I went to see the optometrist first, because I was overdue for my yearly check up. Now I have a prescription that is not much different from the one I am currently using but didn't want to shell out $150 for new sunglass frames. My insurance helps to pay for new lenses every year but new frames every other  year...not sure how that works, exactly, but since I can't very well be without my glasses long enough for them to send them out to have the lenses put in and sent back I guess I...alternate between sunglasses and regular ones? I don't know.
 
 
He's already TARDIS blue!
 
After that came a totally unplanned trip to the podiatrist, where I learned that wearing cheap shoes for most of my life has resulted in plantar fasciitis, a nice doctory way of saying "Damn, it hurts to walk." Basically it's inflammation of the thick tissue (the plantar fascia) on the bottom of your foot. It's what connects your toes to your heel and helps form your arch. I'm only allowed to swim and bicycle for exercise until it heals. No Walking/Running/Jogging. Well, No Pool, and Not Able To Swim Anyway because of Dex Sensor Permanently Attached to My Stomach. And also No Bike. And NO GYM MEMBERSHIP because that's just throwing money away if you're me. I never thought I'd miss exercising until I was medically instructed not to do it.
 
Truth.
 
This morning I am going to get blood work done for my appointment with my endocrinologist next week. I had to hit up a quick- care this weekend already for another infection that needed antibiotics, so by the time February is over I'll have been to the doctor (including the follow up next week with my podiatrist) six times.
 
Ugh. At this rate I'll need a time machine in order to make it to all these appointments. Somebody get me in touch with The Doctor...
 
 


Sunday, February 10, 2013

CAUTION: May Be Habit Forming

I just did a thirty minute cross training routine. My legs feel like Jell-O. I am sweaty and the dogs keep trying to lick the salty from my face. I am parched and have already downed 16 ounces of nice cold h2o. I feel a little gross and am in desperate need of a shower...

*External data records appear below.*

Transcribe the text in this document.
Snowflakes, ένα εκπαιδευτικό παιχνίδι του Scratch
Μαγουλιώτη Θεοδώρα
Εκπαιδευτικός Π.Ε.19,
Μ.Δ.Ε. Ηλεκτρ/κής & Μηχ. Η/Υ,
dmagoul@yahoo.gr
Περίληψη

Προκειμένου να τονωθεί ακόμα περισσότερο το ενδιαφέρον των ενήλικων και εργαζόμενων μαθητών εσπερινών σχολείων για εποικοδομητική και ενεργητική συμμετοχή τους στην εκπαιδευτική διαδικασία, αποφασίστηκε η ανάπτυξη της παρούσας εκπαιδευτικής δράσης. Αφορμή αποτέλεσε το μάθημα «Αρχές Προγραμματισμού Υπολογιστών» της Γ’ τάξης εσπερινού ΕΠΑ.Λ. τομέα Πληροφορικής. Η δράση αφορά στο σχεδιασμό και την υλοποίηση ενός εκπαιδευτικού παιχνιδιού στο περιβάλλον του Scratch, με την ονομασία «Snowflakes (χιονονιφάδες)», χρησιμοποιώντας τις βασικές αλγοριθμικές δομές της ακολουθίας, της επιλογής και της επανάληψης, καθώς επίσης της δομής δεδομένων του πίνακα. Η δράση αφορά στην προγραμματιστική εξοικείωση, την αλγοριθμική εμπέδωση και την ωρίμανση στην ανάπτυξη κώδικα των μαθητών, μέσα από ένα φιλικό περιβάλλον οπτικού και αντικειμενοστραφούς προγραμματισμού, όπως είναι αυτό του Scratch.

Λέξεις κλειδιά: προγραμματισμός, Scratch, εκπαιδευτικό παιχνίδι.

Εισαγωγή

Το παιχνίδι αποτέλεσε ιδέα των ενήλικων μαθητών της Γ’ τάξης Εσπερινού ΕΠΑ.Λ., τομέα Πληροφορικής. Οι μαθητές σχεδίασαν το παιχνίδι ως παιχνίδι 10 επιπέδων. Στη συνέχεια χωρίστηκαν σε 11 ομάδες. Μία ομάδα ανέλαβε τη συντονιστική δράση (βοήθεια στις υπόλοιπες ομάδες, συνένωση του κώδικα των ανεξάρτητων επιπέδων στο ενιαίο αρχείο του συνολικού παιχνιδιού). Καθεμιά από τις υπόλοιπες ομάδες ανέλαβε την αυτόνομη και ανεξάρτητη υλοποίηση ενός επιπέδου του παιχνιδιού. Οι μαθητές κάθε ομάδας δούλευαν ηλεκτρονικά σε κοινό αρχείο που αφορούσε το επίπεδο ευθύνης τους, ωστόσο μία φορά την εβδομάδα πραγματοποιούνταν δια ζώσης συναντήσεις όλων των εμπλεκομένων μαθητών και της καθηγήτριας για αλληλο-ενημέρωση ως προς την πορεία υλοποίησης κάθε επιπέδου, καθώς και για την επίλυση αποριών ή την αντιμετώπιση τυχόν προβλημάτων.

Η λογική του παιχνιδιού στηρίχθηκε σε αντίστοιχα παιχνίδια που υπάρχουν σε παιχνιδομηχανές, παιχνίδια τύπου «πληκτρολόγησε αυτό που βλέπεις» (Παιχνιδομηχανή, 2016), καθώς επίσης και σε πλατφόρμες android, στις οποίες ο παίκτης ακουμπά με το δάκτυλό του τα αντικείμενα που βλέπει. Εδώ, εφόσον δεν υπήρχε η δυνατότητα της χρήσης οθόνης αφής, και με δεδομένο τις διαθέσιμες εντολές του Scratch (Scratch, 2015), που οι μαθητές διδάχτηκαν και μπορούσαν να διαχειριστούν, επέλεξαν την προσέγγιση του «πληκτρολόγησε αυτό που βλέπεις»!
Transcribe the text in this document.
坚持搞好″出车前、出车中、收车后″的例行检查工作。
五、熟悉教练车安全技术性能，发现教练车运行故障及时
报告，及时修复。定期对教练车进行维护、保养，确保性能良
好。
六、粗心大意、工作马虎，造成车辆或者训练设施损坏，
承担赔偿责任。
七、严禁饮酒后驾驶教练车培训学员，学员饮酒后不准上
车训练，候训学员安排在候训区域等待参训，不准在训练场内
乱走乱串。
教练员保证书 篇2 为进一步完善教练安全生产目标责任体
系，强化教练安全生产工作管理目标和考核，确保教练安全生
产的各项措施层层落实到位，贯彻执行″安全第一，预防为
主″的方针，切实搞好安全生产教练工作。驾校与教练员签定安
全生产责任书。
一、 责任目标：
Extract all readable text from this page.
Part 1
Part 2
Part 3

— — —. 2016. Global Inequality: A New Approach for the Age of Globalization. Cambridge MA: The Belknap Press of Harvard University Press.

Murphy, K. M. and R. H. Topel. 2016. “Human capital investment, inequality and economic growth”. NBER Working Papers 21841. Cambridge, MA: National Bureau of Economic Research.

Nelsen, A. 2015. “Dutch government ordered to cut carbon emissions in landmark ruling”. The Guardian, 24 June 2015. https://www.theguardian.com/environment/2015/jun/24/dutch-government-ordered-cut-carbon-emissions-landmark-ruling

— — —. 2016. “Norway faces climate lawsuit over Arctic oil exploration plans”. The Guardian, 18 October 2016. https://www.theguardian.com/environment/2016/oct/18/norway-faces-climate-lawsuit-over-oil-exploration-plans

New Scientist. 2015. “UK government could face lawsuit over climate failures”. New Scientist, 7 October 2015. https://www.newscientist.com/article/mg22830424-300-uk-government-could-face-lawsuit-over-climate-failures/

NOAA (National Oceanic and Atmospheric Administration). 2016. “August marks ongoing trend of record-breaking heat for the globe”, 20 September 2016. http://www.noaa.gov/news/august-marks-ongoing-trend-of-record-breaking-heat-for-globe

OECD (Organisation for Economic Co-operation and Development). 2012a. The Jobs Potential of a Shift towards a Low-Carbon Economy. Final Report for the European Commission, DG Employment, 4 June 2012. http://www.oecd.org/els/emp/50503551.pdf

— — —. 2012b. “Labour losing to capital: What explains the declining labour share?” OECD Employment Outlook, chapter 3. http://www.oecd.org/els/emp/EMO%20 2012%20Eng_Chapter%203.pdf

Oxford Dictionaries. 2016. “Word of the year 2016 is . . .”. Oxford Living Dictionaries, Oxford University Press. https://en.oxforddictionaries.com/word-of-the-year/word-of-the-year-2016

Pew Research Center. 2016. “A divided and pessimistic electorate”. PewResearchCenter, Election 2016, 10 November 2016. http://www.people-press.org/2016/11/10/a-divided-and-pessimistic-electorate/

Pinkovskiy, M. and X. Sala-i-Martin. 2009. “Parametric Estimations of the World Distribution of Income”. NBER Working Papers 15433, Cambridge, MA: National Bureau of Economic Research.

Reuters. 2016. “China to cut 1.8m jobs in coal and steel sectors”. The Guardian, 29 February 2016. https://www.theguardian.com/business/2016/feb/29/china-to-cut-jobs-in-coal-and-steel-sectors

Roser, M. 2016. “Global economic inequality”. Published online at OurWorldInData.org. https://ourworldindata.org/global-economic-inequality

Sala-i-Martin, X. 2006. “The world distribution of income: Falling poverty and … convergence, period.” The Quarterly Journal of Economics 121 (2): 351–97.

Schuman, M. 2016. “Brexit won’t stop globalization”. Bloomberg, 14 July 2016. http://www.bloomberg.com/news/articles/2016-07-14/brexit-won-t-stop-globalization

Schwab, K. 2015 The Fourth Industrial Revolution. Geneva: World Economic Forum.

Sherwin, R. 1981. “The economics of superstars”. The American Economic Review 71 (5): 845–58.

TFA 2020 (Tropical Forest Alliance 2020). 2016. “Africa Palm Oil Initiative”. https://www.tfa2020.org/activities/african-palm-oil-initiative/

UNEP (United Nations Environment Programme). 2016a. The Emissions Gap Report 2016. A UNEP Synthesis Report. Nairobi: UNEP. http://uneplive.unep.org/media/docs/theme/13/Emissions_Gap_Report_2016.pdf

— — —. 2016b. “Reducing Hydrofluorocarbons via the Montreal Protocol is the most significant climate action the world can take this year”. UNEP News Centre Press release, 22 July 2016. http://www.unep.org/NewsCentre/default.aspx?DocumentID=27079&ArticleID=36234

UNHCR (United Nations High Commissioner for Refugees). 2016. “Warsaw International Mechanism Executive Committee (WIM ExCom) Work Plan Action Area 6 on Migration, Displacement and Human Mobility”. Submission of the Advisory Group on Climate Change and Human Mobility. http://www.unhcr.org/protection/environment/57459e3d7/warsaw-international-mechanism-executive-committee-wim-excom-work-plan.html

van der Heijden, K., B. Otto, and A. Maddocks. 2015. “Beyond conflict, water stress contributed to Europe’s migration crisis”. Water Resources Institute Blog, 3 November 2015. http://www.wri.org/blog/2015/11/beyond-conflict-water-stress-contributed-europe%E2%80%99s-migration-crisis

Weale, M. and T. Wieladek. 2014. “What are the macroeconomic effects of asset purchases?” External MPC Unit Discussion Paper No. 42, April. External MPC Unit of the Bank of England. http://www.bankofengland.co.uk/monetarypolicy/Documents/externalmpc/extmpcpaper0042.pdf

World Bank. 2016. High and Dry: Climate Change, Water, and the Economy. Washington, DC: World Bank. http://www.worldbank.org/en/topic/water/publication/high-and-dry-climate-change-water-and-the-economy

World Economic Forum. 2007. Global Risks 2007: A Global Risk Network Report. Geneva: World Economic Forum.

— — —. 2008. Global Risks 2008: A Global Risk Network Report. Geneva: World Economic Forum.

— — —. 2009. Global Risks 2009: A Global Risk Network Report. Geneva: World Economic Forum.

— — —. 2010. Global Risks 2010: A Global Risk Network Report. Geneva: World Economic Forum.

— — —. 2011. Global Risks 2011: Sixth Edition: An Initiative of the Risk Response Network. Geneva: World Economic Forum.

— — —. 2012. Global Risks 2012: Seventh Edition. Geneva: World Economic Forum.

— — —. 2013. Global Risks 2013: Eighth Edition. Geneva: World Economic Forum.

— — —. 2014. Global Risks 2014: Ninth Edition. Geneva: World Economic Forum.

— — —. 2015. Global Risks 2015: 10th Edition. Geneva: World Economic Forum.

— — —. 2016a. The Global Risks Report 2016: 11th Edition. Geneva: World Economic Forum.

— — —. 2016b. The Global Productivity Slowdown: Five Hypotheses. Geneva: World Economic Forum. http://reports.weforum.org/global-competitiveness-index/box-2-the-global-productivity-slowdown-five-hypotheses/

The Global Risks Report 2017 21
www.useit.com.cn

But I could get used to this. It's a good feeling.

I've been done now for about five minutes or so and my breathing has returned to normal so I'm actually in pretty good shape as it is. I want to be better, though. I want to be toned. I want to be healthy. And I want to be taking less figgin' insulin.

$70 bucks a bottle, retail.
 
I've noticed that when I exercise more and eat less I use less insulin. (I know, it's a wonder I haven't won the Nobel Prize for smarts.) I have plenty of reasons to bust my butt and get in better shape, but  when I get around to exercising I still feel like it's an even worthy of a blog. It shouldn't be. It should be status quo. It should be a blog worthy event when I don't exercise.
 
I've been tossing around the idea of getting a gym membership and getting a personal trainer. Maybe having someone nag me and tell me what I'm doing wrong (and right) would help. The weather is getting nicer...I could try to take up running again. I don't know why I want  to exercise but never seem to be motivated enough to actually do it.
 
Okay...that just doesn't look right at all.